I was never a big reader. I didn’t like her plan. I nodded, but she could tell I wasn’t listening to her.
She pulled a book off the shelf and handed it to me. “They took your baby from you. You won’t ever get over that. So, you decide right now, right here. Are you gonna live in your sadness or are you gonna die in it?”
That question punched me in my stomach—the stomach that no longer contained my daughter. Ivy wasn’t giving me a pep-talk. In a lot of ways, it was the opposite. She wasn’t saying I would move past what I was feeling, or that things would get easier. She was telling me this was it—the misery I felt was my new normal. I could either learn to live with it or I could let it consume me.
I swallowed and said, “I’m gonna live in it.”
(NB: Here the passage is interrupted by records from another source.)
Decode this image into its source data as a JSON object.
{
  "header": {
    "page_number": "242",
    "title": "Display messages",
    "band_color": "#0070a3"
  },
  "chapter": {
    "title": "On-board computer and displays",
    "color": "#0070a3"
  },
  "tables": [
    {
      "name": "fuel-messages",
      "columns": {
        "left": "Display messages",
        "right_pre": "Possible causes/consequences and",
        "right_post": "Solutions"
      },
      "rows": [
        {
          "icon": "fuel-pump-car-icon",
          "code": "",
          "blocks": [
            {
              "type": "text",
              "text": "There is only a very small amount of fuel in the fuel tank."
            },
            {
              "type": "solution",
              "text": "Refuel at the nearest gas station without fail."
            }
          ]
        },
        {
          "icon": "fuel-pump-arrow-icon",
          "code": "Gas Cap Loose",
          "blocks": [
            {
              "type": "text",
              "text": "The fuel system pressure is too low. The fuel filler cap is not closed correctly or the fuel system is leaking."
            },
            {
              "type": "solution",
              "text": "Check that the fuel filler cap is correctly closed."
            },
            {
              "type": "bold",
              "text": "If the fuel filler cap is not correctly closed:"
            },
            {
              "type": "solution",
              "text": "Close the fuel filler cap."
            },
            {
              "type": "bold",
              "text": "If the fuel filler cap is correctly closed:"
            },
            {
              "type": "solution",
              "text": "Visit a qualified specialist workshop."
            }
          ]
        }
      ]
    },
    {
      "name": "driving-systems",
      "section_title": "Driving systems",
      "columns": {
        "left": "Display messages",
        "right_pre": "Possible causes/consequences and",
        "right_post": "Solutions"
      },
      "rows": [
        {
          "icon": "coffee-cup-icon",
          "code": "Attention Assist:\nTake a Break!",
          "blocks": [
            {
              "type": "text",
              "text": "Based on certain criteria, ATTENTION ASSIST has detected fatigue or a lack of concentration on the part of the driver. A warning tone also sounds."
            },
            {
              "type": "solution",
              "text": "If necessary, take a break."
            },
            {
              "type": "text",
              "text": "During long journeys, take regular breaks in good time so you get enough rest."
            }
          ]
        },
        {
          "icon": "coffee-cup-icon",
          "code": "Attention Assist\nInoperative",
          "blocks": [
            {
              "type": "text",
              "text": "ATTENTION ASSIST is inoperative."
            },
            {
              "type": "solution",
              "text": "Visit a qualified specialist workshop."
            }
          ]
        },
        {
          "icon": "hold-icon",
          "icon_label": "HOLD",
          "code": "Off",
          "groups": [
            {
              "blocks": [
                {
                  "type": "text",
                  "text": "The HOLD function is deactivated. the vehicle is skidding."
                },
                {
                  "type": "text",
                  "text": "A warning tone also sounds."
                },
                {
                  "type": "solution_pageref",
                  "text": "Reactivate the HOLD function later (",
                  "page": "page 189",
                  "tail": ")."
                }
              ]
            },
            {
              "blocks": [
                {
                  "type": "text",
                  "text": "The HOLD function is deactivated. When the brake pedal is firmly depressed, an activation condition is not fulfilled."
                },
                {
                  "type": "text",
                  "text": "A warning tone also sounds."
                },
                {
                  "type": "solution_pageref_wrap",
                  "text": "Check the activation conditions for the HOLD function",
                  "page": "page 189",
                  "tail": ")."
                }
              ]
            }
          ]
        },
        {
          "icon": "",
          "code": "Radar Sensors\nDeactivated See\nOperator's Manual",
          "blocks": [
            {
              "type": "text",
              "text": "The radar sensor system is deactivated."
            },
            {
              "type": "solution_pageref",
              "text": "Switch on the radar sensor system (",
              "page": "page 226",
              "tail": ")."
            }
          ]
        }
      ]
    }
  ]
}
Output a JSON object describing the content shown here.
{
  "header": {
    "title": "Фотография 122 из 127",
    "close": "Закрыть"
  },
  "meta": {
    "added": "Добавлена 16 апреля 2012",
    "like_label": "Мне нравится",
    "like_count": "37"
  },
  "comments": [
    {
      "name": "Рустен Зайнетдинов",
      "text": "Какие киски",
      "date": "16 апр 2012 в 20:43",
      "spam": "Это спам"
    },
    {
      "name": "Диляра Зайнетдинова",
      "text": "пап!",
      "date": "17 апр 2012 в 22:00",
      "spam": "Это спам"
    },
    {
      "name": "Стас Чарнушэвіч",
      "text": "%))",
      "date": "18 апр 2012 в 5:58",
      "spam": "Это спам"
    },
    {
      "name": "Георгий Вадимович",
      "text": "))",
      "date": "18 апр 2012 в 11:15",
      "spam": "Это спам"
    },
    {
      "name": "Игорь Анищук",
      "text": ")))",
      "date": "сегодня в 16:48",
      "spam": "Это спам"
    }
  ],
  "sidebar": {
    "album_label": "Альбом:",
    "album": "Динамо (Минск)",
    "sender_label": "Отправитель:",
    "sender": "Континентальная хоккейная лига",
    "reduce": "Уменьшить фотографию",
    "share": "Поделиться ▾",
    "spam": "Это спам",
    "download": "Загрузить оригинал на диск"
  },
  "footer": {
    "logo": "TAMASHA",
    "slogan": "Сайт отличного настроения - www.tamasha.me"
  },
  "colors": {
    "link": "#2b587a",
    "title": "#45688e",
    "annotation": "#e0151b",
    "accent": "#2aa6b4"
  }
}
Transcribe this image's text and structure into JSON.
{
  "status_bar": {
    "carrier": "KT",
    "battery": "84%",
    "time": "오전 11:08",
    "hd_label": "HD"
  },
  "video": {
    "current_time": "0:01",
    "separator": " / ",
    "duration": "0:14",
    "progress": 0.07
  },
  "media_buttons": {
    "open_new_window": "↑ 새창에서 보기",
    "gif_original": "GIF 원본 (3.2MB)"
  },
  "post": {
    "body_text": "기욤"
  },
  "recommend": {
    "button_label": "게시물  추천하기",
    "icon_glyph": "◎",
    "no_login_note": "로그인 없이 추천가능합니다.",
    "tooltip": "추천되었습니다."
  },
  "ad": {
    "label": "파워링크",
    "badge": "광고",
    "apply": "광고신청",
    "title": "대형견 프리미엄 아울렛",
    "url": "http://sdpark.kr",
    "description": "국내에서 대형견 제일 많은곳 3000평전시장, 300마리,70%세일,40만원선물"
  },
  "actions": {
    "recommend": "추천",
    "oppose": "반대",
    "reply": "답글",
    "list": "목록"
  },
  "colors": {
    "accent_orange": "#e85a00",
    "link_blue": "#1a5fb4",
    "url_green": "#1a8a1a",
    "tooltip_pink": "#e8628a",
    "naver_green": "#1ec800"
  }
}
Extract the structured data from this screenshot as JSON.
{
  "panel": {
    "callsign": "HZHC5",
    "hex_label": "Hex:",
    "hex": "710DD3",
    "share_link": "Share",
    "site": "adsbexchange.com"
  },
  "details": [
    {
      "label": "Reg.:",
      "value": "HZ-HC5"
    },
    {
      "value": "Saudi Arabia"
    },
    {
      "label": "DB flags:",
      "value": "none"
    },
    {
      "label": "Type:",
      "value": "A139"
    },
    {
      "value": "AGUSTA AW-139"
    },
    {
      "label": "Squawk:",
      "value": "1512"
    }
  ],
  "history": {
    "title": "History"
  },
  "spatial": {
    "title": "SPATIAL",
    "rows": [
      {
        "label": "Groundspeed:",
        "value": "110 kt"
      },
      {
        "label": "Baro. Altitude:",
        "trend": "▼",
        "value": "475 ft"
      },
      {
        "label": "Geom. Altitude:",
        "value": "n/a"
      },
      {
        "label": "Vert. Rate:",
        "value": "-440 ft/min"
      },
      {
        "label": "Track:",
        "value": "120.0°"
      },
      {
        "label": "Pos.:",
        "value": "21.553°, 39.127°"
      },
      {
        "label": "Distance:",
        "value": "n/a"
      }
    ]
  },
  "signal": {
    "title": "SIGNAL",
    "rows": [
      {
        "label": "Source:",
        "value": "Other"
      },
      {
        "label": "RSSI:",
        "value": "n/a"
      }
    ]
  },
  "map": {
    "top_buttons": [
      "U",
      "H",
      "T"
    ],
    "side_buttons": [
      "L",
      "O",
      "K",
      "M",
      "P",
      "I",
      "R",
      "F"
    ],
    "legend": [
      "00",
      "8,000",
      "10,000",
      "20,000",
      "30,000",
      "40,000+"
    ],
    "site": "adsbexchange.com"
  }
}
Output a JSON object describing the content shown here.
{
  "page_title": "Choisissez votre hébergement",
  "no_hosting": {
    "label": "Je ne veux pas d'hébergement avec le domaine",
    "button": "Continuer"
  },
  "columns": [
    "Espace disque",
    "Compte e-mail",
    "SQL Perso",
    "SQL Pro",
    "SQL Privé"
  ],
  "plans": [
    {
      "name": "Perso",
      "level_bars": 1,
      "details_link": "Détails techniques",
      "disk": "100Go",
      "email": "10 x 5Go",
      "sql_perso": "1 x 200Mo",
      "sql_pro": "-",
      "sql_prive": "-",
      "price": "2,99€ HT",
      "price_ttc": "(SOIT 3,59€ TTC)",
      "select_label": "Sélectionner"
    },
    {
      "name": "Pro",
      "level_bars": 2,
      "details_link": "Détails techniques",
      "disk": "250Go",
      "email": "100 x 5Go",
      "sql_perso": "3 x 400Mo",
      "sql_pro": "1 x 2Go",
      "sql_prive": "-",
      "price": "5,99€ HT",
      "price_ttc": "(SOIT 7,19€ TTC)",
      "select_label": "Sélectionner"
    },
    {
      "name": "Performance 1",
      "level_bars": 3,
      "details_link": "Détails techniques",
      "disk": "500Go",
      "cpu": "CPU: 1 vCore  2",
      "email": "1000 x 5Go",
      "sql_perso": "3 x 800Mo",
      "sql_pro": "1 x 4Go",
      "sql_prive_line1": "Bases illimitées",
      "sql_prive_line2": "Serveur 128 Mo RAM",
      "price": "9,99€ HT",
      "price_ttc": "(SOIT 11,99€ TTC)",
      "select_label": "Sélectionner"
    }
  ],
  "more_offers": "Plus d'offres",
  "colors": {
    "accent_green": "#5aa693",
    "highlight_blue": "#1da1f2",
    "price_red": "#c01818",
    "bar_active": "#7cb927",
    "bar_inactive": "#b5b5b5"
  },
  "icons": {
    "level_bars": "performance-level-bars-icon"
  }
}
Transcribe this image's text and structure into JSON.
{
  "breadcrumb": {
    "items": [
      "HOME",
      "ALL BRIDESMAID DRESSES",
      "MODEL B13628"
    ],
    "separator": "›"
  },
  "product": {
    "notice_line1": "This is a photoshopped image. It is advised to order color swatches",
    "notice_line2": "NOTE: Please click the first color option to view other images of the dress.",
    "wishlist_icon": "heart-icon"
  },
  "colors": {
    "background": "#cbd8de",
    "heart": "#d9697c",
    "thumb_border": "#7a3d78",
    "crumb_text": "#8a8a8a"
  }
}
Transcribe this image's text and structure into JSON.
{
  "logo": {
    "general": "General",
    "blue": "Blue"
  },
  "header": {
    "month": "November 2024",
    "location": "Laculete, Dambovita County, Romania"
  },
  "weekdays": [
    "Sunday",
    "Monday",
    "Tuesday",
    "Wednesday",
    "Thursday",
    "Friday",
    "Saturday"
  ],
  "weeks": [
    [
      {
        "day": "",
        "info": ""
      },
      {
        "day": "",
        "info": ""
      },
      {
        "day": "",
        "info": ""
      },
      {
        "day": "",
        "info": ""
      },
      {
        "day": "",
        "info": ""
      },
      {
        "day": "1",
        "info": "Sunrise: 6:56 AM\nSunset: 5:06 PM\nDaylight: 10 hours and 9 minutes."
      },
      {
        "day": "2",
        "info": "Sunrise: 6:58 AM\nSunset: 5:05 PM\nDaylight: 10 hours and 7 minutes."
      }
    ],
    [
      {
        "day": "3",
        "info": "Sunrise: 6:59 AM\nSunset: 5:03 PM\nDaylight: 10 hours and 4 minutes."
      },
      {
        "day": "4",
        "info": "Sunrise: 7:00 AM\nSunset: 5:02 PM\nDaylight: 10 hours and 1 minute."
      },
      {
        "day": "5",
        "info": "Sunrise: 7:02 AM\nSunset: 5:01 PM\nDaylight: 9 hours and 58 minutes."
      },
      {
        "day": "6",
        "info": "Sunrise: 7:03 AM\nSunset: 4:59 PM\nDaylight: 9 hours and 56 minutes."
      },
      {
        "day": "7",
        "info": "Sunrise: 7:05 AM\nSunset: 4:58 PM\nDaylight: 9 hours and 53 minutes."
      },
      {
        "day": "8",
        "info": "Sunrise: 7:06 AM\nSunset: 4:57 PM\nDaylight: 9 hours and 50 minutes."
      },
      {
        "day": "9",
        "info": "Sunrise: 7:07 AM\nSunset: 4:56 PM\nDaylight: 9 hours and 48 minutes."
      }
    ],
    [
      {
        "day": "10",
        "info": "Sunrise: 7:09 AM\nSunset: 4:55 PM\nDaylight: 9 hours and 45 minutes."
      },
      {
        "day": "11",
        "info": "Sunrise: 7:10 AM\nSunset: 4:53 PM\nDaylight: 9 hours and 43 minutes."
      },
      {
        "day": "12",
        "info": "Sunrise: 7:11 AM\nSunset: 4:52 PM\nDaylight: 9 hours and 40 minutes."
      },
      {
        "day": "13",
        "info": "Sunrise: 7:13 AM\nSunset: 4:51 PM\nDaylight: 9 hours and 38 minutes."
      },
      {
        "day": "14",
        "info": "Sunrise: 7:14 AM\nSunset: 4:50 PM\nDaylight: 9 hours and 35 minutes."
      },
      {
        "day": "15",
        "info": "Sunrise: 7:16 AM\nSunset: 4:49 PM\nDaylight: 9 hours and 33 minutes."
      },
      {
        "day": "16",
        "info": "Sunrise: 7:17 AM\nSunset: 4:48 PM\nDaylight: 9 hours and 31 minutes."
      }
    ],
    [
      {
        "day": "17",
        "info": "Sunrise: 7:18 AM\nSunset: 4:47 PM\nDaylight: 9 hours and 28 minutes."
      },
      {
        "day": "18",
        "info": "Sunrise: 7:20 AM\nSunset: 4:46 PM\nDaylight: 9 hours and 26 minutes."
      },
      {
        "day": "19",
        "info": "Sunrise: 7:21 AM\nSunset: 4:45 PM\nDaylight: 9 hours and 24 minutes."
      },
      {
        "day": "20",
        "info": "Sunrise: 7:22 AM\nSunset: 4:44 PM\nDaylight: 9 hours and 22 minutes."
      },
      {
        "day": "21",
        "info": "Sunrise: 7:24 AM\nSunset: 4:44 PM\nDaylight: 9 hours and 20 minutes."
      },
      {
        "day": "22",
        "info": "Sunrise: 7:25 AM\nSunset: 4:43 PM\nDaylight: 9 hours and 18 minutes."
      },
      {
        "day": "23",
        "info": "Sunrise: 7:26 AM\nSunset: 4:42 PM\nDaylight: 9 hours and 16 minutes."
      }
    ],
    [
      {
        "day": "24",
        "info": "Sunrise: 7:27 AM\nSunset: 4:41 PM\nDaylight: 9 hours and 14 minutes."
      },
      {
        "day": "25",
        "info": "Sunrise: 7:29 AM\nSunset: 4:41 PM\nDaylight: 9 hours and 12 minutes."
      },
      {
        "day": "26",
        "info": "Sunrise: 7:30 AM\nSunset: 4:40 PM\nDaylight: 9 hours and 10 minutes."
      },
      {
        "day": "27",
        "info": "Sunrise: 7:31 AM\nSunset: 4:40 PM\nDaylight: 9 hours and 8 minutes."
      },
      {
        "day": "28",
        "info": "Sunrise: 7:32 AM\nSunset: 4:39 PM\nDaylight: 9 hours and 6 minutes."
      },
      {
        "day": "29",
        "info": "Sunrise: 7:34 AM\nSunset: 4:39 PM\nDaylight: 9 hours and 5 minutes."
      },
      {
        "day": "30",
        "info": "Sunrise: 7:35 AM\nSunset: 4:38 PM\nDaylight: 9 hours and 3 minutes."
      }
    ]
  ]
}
Ivy smiled and squeezed my arm. “There you go, Momma.”
Ivy didn’t know it, but she saved me that day with her brutal honesty. She was right. My normal would never be the same. It hadn’t been the same since I lost you, and losing our daughter to your parents just pushed me even further from center.
The way I felt when they took her from me back then is the exact same defeated misery I feel right now.
Ledger has no idea how much his actions tonight have broken the last few pieces of me.
Ivy has no idea how much her words from almost five years ago are still somehow saving me.
Maybe that’s what I’ll name the kitten. Ivy.
Love,
Kenna
CHAPTER FOURTEEN
LEDGER
I’ve received three calls from Patrick on my drive back to the house, but I haven’t answered any of them because I’m too angry at Kenna to have a conversation about her over the phone. I was hoping the Landrys didn’t hear her beating on their door, but it’s obvious they did.
Patrick is waiting in my yard when I pull back into my driveway. He’s talking before I even get out of the truck.
“What does she want?” he asks. “Grace is a mess. Do you think she’s going to try to fight the termination? The lawyer said it would be impossible.” He’s still spitting questions at me as he follows me into the kitchen.